A Destination Control Statement (DCS) is required by the Bureau of Industry and Security (BIS) in the Export Administration Regulations (EAR) for exports from the United States regarding items on the Commerce Control List that are outside of EAR99 (products for which no license is required) or controlled under the International Traffic in Arms Regulations (ITAR) administered by the Department of State, Directorate of Defense Trade Controls.
A DCS appears on the commercial invoice, ocean bill of lading, or airway bill to notify the carrier and all foreign parties that the item can be exported only to certain destinations. Although it is not a necessary requirement for all shipments, including a DCS on the shipping documentation for every transaction is a recommended precaution in order to guard against non-compliance liability in the event that merchandise sold to a domestic purchaser is subsequently exported to a prohibited country without the original vendor’s knowledge.
With the implementation of the Export Control Reform (ECR), under which thousands of dual-use items were transferred from the ITAR to the EAR, the number of shipments containing both EAR and ITAR goods has increased tremendously. Since both regulations require a DCS for subject shipments, “This has caused confusion to exporters as to which statement to include on such mixed shipments, or whether to include both.

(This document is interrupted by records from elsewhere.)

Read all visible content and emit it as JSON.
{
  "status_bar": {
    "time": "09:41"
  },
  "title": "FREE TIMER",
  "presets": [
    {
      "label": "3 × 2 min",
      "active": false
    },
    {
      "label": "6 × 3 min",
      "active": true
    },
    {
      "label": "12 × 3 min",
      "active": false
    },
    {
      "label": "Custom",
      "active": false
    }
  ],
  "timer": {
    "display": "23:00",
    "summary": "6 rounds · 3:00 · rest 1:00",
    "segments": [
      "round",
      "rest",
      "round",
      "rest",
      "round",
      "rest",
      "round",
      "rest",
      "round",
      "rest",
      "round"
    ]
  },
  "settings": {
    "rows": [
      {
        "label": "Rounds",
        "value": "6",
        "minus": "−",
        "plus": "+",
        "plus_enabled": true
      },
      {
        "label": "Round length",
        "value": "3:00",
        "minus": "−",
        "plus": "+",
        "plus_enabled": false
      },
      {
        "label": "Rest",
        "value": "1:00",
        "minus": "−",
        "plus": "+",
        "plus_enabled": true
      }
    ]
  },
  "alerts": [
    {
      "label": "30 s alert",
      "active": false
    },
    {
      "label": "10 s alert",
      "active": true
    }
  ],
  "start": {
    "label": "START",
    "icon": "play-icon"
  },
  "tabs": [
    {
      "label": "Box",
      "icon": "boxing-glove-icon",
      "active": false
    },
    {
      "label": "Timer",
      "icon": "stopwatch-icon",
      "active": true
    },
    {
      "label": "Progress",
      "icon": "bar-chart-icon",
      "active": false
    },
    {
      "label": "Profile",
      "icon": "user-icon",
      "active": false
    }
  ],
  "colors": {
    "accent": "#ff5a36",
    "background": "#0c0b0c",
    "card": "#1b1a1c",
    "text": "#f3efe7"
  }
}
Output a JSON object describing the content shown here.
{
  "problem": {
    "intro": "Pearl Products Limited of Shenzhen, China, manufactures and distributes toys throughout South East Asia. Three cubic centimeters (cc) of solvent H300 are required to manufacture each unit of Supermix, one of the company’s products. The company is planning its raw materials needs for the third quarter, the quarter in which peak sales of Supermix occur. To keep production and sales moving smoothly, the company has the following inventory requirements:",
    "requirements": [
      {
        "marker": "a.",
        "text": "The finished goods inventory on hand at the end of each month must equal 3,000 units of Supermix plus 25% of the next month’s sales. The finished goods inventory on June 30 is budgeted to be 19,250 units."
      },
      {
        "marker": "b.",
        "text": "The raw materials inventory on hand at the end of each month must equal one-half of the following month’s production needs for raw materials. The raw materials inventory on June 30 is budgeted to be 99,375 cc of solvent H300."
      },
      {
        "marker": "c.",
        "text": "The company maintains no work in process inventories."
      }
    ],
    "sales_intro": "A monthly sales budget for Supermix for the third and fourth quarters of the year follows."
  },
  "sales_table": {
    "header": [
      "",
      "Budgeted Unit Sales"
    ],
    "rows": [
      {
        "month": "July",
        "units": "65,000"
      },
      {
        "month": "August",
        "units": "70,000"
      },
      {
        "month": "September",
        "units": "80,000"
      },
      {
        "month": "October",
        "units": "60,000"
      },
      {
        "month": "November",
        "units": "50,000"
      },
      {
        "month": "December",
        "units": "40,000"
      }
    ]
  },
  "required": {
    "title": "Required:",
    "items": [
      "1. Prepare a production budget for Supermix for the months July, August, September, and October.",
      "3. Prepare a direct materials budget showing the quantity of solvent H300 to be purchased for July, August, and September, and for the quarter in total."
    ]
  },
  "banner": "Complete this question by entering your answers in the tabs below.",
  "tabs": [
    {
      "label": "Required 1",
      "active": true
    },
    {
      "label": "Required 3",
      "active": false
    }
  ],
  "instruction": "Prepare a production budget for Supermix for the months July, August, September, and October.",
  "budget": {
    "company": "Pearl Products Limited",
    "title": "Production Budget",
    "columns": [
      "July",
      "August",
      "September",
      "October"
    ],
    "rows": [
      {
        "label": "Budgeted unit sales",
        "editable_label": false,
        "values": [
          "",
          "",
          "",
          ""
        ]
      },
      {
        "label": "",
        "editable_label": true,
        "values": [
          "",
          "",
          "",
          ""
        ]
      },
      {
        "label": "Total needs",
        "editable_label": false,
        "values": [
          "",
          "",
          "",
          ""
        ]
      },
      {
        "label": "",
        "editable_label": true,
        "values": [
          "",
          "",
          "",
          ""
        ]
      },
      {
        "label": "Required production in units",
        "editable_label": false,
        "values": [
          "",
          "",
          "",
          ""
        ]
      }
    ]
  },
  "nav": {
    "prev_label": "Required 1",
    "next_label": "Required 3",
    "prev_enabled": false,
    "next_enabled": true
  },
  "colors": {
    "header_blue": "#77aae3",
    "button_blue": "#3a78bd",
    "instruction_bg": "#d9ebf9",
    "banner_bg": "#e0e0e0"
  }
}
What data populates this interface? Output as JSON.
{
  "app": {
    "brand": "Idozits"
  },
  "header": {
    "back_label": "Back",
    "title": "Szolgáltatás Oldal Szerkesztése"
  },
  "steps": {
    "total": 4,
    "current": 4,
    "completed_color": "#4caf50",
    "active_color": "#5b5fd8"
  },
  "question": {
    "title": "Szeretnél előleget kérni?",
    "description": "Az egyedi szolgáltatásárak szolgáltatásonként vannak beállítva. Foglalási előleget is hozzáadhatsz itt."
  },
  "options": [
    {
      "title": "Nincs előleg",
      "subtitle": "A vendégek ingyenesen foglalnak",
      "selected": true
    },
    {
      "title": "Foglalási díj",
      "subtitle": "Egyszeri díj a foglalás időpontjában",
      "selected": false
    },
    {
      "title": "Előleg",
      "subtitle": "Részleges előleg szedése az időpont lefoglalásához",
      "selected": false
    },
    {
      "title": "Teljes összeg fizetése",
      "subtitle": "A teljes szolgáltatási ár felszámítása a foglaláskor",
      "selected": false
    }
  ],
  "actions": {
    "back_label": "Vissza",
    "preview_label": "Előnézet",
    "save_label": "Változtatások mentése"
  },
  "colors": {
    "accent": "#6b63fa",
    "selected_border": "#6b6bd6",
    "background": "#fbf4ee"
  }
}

Harmonizing these statements is intended to ease the regulatory burden on exporters.”
The Department of Commerce, Bureau of Industry proposes to align the destination control statement in the EAR with that in the ITAR. Under the proposed rule, §758.6 of the EAR would be amended to match the wording of §123.9(b)(1) of the ITAR. The Proposed Rule BIS-2015-0013 supports the ECR effort to create a single Export Control List, as opposed to maintaining the separate Commerce Control and U.S. Munitions Lists.
The Bureau of Industry and Security will accept comments on this proposed rule until July 6, 2015.